NEWSVIDEO: Lancarkan Arus Lalin, Kasat Lantas Berharap Ini Kepada Pemborong Galian Parit

“Kita bangga dan senang dengan adanya pembangunan supaya tidak ada banjir di kota kita. Namun demikian kita juga imbau pada dinas yang.."

Laporan Wartawan Tribun Medan / M Andimaz Kahfi

TRIBUN-MEDAN.com, MEDAN - Pengerjaan proyek rehabilitasi trotoar dan pembetonan trotoar di seputaran Lapangan Merdeka Medan dan Merdeka Walk berdampak pada penyempitan ruas jalan sehingga berpotensi terciptanya kemacatan arus lalu lintas.

Pantauan Tribun-medan.com, sejumlah pekerja sedang menggali parit besar dan menempatkan tanah-tanah galian di sepanjang pinggiran jalan raya persis di seputaran Lapangan Merdeka depan Stasiun Besar Kereta Api Medan.

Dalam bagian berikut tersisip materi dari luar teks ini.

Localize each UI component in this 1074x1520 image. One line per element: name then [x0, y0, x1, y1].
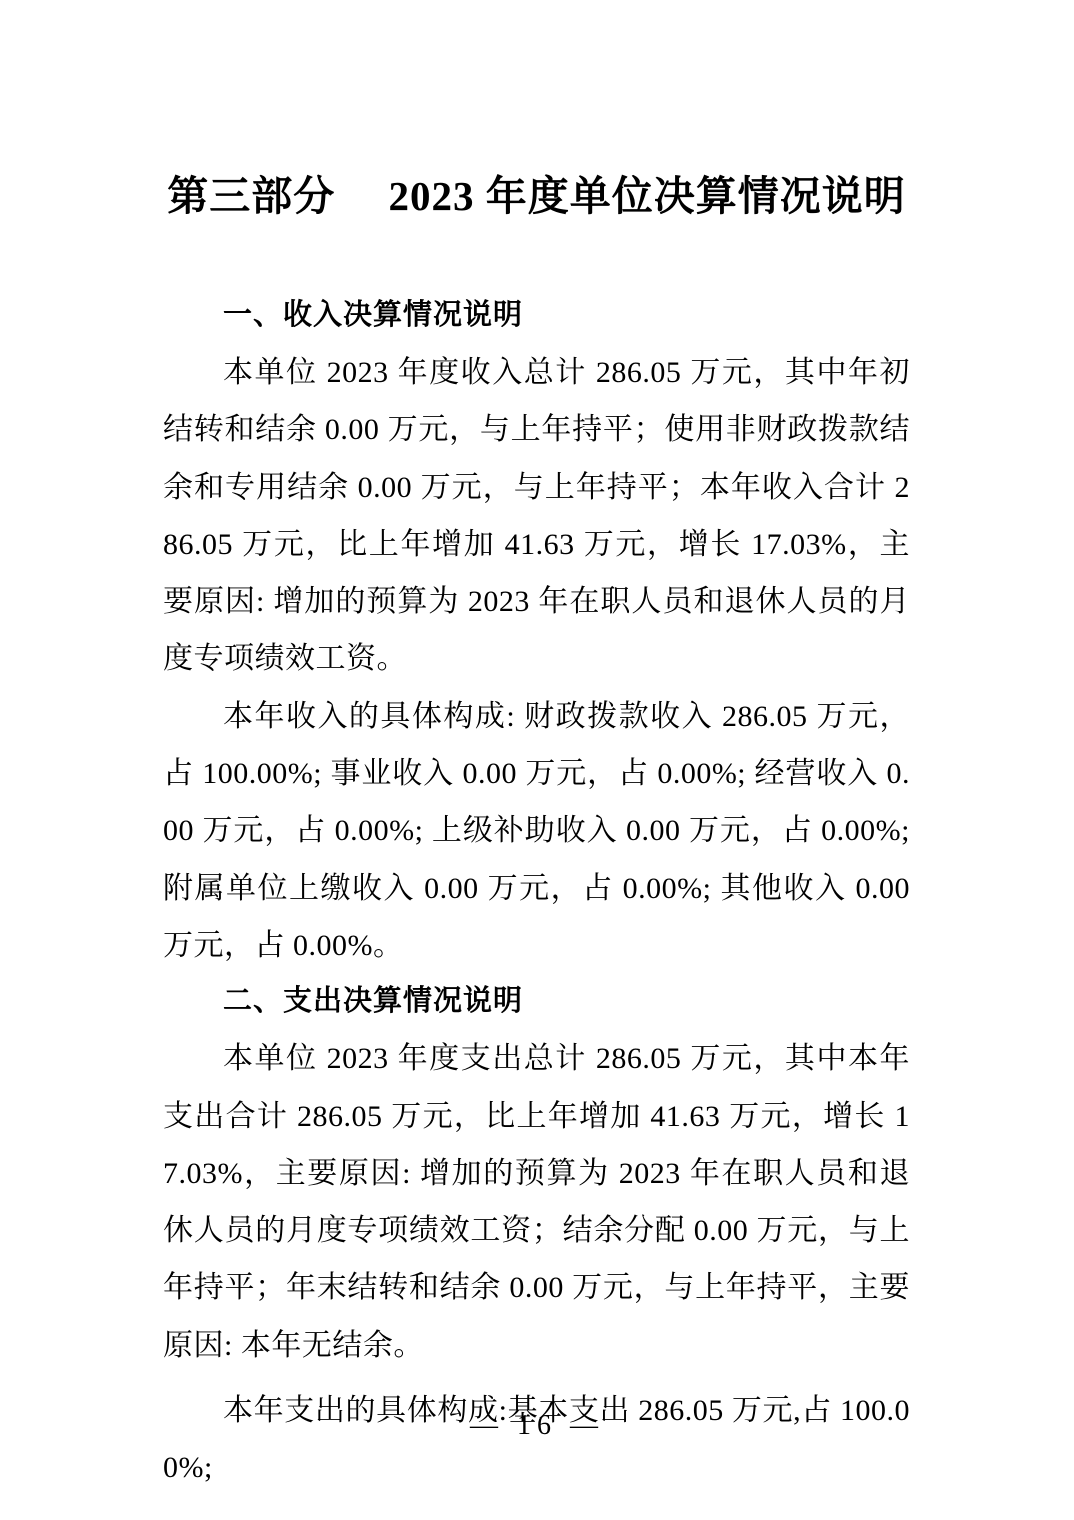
section-heading-expenditure: 二、支出决算情况说明 [163, 980, 910, 1022]
page-number-footer: — 16 — [0, 1406, 1074, 1446]
document-title: 第三部分 2023 年度单位决算情况说明 [163, 168, 910, 224]
section-heading-income: 一、收入决算情况说明 [163, 294, 910, 336]
document-content: 第三部分 2023 年度单位决算情况说明 一、收入决算情况说明 本单位 2023… [163, 0, 910, 1497]
income-composition-paragraph: 本年收入的具体构成: 财政拨款收入 286.05 万元，占 100.00%; 事… [163, 688, 910, 974]
expenditure-summary-paragraph: 本单位 2023 年度支出总计 286.05 万元，其中本年支出合计 286.0… [163, 1030, 910, 1374]
income-summary-paragraph: 本单位 2023 年度收入总计 286.05 万元，其中年初结转和结余 0.00… [163, 344, 910, 688]
document-page: 第三部分 2023 年度单位决算情况说明 一、收入决算情况说明 本单位 2023… [0, 0, 1074, 1520]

Keberadaan sisa tanah galian yang berada dipinggir jalan tersebut, acap kali membuat arus lalu lintas menjadi terganggu dan berpotensi menimbulkan kemacatan arus lalu lintas.

Baca: Miris, Ibu dan Anak Angkat Nyabu Sebelum Pesta S3ks

Untuk mencegah agar tidak terjadi kemacatan arus lalu lintas tersebut, Kasat Lantas Polrestabes Medan, AKBP Indra Warman dan sejumlah personil lainnya sibuk mengatur arus lalu lintas.

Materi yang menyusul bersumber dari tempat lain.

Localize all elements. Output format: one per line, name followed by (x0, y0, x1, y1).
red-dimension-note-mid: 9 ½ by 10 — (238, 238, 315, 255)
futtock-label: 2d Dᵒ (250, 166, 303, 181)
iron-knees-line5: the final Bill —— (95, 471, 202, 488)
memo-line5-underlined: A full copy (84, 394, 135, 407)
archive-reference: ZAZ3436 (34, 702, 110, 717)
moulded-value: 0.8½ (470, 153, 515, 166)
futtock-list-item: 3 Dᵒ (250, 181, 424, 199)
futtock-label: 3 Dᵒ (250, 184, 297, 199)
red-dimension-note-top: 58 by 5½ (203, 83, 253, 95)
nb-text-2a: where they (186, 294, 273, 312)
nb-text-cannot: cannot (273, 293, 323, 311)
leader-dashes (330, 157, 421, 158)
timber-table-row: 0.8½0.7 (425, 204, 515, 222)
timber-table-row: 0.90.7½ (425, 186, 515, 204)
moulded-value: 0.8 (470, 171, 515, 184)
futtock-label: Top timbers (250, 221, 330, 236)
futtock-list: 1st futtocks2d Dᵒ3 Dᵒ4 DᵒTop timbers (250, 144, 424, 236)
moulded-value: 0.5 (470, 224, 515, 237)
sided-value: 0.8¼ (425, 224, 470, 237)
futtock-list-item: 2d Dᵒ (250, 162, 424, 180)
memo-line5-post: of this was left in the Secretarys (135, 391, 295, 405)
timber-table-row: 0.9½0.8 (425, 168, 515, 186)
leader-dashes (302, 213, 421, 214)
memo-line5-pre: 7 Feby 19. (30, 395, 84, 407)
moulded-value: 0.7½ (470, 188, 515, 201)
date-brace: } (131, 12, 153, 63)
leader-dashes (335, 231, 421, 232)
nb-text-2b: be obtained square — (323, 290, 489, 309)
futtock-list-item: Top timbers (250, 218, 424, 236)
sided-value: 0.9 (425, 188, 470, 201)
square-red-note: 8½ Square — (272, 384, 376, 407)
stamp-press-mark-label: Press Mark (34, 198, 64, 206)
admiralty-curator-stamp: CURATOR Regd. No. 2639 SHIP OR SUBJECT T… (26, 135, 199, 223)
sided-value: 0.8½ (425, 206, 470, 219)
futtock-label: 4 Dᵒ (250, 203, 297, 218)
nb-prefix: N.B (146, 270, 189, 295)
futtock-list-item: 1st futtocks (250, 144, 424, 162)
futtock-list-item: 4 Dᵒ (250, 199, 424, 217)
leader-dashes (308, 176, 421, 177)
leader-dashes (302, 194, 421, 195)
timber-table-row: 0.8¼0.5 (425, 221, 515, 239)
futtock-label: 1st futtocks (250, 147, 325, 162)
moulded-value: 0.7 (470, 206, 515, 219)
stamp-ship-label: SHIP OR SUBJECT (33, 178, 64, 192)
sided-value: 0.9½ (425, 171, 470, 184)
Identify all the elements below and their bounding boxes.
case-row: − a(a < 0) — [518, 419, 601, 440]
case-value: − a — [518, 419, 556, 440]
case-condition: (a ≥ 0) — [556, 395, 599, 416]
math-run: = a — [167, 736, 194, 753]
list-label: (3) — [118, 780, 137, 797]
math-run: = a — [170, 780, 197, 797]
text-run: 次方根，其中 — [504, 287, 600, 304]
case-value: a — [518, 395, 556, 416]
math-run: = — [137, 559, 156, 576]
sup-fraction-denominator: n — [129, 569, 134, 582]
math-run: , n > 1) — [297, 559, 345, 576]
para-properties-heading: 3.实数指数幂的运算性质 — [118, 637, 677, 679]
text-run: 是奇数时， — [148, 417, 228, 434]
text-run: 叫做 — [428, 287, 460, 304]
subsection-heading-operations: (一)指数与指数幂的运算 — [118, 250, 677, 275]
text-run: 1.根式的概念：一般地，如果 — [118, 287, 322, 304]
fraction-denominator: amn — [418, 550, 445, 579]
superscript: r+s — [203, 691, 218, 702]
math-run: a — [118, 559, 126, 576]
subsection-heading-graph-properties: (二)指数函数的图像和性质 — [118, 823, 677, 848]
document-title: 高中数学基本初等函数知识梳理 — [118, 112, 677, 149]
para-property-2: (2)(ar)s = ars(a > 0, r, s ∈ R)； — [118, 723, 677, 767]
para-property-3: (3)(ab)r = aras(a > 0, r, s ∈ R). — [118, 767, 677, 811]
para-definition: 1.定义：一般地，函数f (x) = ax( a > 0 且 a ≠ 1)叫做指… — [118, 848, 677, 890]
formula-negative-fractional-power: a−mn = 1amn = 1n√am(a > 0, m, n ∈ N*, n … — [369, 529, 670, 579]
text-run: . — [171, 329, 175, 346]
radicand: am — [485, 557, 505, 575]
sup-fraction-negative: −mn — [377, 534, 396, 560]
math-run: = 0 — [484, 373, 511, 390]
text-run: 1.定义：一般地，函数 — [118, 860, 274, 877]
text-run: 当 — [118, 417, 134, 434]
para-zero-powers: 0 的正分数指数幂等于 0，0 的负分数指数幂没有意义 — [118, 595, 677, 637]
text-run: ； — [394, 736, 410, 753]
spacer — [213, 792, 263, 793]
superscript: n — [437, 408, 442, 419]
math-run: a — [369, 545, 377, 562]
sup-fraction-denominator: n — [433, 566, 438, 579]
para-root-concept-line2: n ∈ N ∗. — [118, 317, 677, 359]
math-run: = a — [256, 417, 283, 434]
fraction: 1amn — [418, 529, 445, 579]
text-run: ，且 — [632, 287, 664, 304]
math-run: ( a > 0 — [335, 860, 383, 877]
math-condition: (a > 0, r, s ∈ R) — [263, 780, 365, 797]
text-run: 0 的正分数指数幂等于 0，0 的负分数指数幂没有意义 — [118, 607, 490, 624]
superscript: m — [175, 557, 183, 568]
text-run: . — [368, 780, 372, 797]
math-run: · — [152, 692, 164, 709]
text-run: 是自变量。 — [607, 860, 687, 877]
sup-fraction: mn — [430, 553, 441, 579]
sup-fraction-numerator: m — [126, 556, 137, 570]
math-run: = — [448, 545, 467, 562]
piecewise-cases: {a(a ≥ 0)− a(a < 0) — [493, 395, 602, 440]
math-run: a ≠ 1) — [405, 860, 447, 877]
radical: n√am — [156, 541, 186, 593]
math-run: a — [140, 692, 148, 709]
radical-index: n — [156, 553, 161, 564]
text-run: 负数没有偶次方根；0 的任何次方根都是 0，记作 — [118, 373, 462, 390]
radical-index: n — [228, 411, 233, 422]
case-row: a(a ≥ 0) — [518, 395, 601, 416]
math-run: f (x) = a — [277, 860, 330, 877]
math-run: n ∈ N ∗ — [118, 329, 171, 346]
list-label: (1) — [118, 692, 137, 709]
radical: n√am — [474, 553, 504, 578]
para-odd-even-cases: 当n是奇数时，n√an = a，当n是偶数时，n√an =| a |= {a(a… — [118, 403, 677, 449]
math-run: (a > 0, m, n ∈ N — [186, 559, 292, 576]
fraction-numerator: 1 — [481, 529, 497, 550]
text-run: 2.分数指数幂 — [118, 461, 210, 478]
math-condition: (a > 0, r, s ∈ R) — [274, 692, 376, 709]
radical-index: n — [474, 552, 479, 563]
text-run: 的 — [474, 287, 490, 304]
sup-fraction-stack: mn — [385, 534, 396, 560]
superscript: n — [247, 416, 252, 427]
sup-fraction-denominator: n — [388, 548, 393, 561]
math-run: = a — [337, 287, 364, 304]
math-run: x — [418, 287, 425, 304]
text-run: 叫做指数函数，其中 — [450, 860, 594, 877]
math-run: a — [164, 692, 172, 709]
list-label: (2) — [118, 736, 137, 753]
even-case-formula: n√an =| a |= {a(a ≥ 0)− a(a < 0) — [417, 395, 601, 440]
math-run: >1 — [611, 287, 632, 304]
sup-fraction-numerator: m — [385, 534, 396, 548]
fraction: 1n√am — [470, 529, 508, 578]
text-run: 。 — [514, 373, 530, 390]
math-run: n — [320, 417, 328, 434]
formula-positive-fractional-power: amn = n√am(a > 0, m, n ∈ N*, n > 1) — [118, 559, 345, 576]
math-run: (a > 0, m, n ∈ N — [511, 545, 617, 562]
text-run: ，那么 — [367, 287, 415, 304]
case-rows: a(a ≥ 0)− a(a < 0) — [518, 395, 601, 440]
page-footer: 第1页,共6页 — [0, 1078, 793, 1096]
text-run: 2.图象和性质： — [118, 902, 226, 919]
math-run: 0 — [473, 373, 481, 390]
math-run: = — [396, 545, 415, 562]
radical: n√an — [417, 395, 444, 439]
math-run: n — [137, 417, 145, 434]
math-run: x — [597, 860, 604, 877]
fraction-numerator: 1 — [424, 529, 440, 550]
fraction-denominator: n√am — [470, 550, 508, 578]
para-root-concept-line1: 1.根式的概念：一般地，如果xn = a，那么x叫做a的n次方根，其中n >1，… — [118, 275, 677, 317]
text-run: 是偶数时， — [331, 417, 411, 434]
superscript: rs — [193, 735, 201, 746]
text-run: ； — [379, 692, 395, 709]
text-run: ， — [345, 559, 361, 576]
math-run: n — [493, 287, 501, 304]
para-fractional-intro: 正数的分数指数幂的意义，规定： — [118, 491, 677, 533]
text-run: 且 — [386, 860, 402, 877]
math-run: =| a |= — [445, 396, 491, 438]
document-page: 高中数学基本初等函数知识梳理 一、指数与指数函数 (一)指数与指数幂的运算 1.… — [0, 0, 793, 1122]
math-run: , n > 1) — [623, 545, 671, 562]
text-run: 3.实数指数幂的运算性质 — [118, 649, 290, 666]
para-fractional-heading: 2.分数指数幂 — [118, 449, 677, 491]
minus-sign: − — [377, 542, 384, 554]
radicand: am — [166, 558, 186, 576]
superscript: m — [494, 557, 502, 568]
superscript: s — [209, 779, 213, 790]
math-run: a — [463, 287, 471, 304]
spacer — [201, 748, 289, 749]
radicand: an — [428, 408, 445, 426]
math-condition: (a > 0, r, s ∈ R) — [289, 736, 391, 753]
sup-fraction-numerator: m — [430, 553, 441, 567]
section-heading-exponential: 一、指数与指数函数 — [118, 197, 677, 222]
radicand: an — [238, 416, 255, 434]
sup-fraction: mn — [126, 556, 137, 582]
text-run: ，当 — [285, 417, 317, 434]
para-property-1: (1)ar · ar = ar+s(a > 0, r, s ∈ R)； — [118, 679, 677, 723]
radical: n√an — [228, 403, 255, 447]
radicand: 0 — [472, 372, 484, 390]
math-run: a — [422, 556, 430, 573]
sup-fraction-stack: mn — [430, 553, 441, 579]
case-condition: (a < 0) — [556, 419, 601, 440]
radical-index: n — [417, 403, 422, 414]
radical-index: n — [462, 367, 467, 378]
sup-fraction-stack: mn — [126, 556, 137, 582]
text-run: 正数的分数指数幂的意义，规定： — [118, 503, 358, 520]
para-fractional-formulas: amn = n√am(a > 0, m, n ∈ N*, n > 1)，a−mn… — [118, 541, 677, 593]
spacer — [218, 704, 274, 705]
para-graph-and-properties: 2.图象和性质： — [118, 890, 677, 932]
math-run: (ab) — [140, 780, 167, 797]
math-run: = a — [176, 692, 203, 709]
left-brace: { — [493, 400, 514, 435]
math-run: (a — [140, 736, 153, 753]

“Kita bangga dan senang dengan adanya pembangunan supaya tidak ada banjir di kota kita. Namun demikian kita juga imbau pada dinas yang berkepentingan maupun terkait, agar mengangkat segera material yang berada dipinggir jalan karena menghambat arus lalu lintas,“ kata Indra, Selasa (12/9/2017).

"Akibat adanya galian parit ini, menghambat arus lalu lintas dan menyebabkan terjadinya penyempitan jalan. Apalagi didepan galian ini ada Stasiun Kereta Api tempat posisi yang sentral di Kota Medan," tambahnya.

Indra menuturkan seharusnya pemborong proyek secepatnya membuang tanah timbun agar tidak berserak atau melebar ke badan jalan, apalagi di musim hujan seperti sekarang ini.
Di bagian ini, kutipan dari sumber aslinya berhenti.